In any case, by the time I started this job a year ago, he wasn't returning phone calls, at least not mine. I wrote him off as a ghost, but he was, I was assured, plugging away behind the scenes and doing what he could to make cycling in Dallas suck less.

No longer. The city just posted Kalhammer's position on its jobs page. And Kalhammer has updated his LinkedIn account to list his job with the city as past employment. Several people have confirmed his departure.

Why he's leaving or where he's going, isn't clear. We've messaged Kalhammer to see if he'll explain. Maybe now that he no longer works at City Hall, he'll give us a call back.

Update at 3:38 p.m.: Kalhammer tells us that he's actually been gone since June 14 with lots of prospects but no definite plans for the immediate future. "It was a planned process that started sometime last year after almost every type of bicycle facility on-street had been implemented and demonstrated," he says. So now, the city has experience doing a two-way cycle track and buffered bike lanes as well as the shared lanes that now crisscross downtown.

Kalhammer was cautious when discussing his decision to step down, but his frustration was evident. "It was a combination of things, and I can't deny that the conditions under which i was performing my job was a factor when making my decision," he says.

In general, city staff and elected officials weren't keen on making the types of changes necessary to establish cycling as a means of transportation rather than just a hobby.

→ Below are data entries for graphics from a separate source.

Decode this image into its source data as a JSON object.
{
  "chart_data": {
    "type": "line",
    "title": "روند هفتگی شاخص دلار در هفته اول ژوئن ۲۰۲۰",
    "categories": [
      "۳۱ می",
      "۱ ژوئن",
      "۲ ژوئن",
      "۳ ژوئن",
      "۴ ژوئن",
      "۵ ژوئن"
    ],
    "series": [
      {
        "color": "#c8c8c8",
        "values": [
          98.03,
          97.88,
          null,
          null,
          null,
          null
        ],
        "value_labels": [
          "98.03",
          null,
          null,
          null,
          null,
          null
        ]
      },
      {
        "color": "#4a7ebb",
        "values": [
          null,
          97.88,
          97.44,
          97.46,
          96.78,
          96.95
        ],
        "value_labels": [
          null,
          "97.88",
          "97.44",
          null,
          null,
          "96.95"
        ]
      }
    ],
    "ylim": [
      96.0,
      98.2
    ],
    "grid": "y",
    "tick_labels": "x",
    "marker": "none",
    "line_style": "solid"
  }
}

His pleas to roll bike infrastructure into the city's master plan for transportation, thereby avoiding the type foot-dragging that has slowed the bike plan, fell on deaf ears. The departments charged with implementing the bike plan were under-resourced. His insistence that the newly revamped Continental Bridge, as well as pretty much every other span across the Trinity, should have dedicated cycling facilities went basically nowhere. Basically, very few people of his bosses seem to fully realize the potential of cycling. "I think there's a little bit of disparity between the willingness of people to ride and how much advocacy there is...and how much support there is now at the city."

That's not to say it's been all frustration. There's the cycle track on Jefferson Boulevard and the pedestrian and bike improvements that will be added to the Calatrava bridge planned for I-30. Things are a lot further along than they were when Kalhammer started four years ago. They're just not quite where they need to be.

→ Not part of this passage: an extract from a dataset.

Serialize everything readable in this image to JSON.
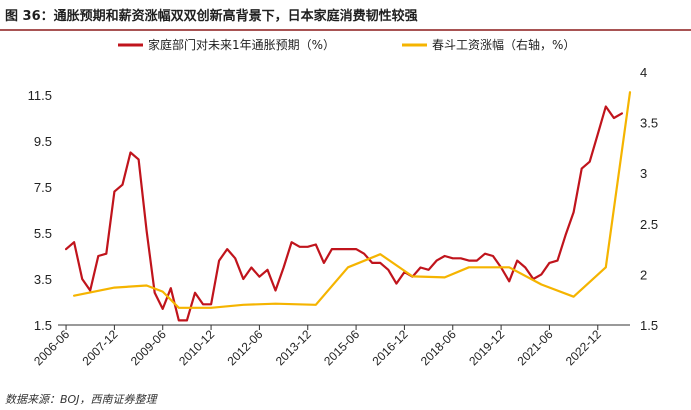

Kalhammer is cautiously optimistic that the city will remain committed to the bike plan and will eventually get there.

"It would be a benefit to our neighborhoods and businesses, which will prove to be the case once what I'm talking about is actually done," he says. "Right now, you can't really see the demand for it just because of the lack of it being a ubiquitous or fairly regular sight or reality on the streets. You need to have that familiarity from all road users for it to work. We haven't reached that critical mass yet but i'm sure that if the city is committed to it, once we reach critical mass, the city will look at this as just as valid as other [form of transportation].

"At the point when there is a critical mass of bicycle lanes and other connected facilities, it's also likely that most would-be bicycle commuters and the majority of the traveling public will see bicycling as a valid form of transportation, too."